Ironi Kenaikan Harga BBM Saat Minyak Dunia turun

Ironi Kenaikan Harga BBM Saat Minyak Dunia turun

ilustrasi

Batam - Fraksi Partai Keadilan Sejahtera (PKS) DPR-RI menolak kenaikan harga Bahan Bakar Minyak (BBM) subsidi yang dilakukan pemerintah pada 3 September 2022 lalu. Kenaikan harga energi tersebut dinilai tidak wajar lantaran saat ini harga minyak dunia (ICP) tengah mengalami tren penurunan.

"Sekarang harga minyak dunia sejak Juni ini mengalami tren penurunan dari yang sebelumnya naik hingga USD 120 per barel, sekarang menuju ke USD 89 dan kemarin USD 86 per barel," kata Anggota Fraksi PKS, Mulyanto dalam talkshow bertajuk Antisipasi Dampak Kenaikan Harga BBM, Jakarta, Senin (5/9/2022).

Di dunia, kata Mulyanto harga energi tengah mengalami penurunan. Tak heran sejumlah negara seperti Amerika Serikat menurunkan harga energinya. Per 1 September 2022, Pertamina menurunkan harga BBM non subsidi.

Baca juga: Harga Pertalite Belum Naik, Pertamina Malah Turunkan Harga BBM Non-Subsidi

Langkah yang sama juga diikuti operator BBM swasta lainnya seperti Shell dan Vivo yang beroperasi di Tanah Air. "Sebelum kenaikan BBM subsidi, harga minyak dunia turun. Pertamina juga menurunkan harga BBM-nya, Shell turunkan dan Vivo juga turunkan harganya," kata dia.

Bahkan, Vivo menjual BBM jenis Revo yang memiliki Ron 89 atau setara Pertaliter menjadi Rp 8.500 per liter. Harganya pun lebih tinggi dari harga Pertalite yang disubsidi pemerintah.

"Di Vivo, Revo 89 ini Rp 8.500 lebih murah dari Pertalite yang masih subsidi ini Rp 10.000. Makanya pemerintah minta Vivo menaikkan harganya dari harga jual BBM Pemerintah," tuturnya.

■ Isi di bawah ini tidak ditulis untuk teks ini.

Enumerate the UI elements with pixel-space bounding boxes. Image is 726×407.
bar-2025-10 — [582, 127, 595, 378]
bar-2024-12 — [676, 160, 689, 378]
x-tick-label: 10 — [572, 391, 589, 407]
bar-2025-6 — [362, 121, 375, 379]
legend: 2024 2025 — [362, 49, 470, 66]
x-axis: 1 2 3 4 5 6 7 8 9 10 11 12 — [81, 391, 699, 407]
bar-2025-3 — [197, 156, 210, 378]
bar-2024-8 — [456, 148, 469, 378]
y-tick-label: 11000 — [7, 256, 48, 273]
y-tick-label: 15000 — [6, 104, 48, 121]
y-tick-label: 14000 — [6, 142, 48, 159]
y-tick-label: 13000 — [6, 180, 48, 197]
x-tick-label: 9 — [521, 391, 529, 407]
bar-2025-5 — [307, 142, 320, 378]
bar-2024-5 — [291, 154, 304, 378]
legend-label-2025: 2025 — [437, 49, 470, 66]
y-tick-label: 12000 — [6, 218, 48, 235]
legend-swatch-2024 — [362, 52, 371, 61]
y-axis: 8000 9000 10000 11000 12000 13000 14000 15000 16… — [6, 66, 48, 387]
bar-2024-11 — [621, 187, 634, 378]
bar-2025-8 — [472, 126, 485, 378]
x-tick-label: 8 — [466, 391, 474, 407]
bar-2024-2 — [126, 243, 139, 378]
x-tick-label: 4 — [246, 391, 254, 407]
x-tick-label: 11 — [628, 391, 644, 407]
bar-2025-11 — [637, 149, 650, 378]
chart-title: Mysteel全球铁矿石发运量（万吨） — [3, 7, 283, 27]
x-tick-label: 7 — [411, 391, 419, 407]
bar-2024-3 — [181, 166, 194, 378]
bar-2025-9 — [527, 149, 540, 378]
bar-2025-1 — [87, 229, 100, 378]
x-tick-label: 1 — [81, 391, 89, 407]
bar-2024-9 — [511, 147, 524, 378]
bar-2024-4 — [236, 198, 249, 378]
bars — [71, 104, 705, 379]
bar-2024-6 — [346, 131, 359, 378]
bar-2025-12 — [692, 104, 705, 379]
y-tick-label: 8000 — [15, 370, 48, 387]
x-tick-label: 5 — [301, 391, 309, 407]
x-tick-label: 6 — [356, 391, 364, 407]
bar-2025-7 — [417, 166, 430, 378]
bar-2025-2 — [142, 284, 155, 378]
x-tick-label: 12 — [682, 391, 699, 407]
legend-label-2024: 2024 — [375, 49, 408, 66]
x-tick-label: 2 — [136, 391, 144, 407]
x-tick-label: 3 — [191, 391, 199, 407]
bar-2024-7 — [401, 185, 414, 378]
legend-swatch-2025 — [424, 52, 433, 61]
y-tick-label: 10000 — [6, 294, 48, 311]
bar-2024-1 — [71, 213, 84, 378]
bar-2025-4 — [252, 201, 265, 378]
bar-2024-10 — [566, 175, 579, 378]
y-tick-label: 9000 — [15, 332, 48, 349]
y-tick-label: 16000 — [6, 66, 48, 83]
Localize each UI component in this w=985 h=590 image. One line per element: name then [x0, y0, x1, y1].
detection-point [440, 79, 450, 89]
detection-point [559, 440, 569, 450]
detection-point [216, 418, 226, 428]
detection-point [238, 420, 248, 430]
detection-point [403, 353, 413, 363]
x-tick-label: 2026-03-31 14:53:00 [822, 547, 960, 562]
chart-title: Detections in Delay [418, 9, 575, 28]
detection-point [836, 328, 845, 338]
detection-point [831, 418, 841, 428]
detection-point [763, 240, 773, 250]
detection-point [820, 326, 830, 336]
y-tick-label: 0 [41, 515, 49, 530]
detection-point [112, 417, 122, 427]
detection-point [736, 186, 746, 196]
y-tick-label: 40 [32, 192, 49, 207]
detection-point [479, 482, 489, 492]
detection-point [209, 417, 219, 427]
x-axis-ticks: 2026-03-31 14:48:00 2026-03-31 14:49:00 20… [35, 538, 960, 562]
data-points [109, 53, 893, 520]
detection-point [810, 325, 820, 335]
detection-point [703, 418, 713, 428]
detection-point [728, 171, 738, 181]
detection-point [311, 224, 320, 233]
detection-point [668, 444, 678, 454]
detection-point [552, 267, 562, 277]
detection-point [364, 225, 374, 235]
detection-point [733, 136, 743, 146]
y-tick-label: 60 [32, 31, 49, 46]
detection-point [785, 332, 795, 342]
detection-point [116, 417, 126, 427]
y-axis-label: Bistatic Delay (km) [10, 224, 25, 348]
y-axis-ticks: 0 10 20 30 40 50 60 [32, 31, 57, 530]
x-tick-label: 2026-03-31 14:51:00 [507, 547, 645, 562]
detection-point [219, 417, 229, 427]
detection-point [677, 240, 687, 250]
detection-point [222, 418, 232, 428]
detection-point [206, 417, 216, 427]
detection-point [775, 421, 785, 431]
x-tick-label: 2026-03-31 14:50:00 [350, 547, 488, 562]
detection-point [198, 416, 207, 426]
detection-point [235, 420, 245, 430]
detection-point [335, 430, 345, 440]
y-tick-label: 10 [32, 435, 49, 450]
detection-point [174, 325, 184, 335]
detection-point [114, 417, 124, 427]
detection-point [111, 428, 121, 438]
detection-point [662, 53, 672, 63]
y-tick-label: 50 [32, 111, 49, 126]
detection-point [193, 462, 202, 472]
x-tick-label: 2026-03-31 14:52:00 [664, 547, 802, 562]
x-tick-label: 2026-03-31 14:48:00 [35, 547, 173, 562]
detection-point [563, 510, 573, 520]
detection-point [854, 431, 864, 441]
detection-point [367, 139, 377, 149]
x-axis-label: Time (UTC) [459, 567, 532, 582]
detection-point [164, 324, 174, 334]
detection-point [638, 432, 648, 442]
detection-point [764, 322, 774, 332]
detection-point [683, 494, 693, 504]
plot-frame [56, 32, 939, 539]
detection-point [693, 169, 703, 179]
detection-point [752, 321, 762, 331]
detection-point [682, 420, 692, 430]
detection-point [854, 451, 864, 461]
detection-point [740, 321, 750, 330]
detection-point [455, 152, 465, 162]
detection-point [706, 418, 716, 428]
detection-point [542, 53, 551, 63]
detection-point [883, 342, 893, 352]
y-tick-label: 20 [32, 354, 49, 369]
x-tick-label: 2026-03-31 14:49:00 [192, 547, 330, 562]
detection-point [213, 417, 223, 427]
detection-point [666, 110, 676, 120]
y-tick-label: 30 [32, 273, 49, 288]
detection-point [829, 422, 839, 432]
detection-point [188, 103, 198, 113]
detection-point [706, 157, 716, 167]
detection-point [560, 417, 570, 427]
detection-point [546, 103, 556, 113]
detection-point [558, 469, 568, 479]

Baca juga: Harga Pertalite dan Solar Dikabarkan Naik per 1 September

Selain itu, Mulyanto menilai migrasi pengguna Pertamax ke Pertalite masih akan berlangsung. Sebab, harga Pertamax juga kembali naik menjadi Rp 16.500 per liter dari sebelumnya Rp 14.500. Kenaikan harga Pertamax pun menjadi yang kedua kalinya di tahun ini.

"Jadi sebenarnya peningkatan demain ini masih ada dan ketidaktepatan tadi. Mobil mewah masih mungkin akan menggunakan Solar atau Pertalite. Belum lagi yang rembes ke sektor tambang, perkebunan hingga ekspor energi ilegal," kata dia.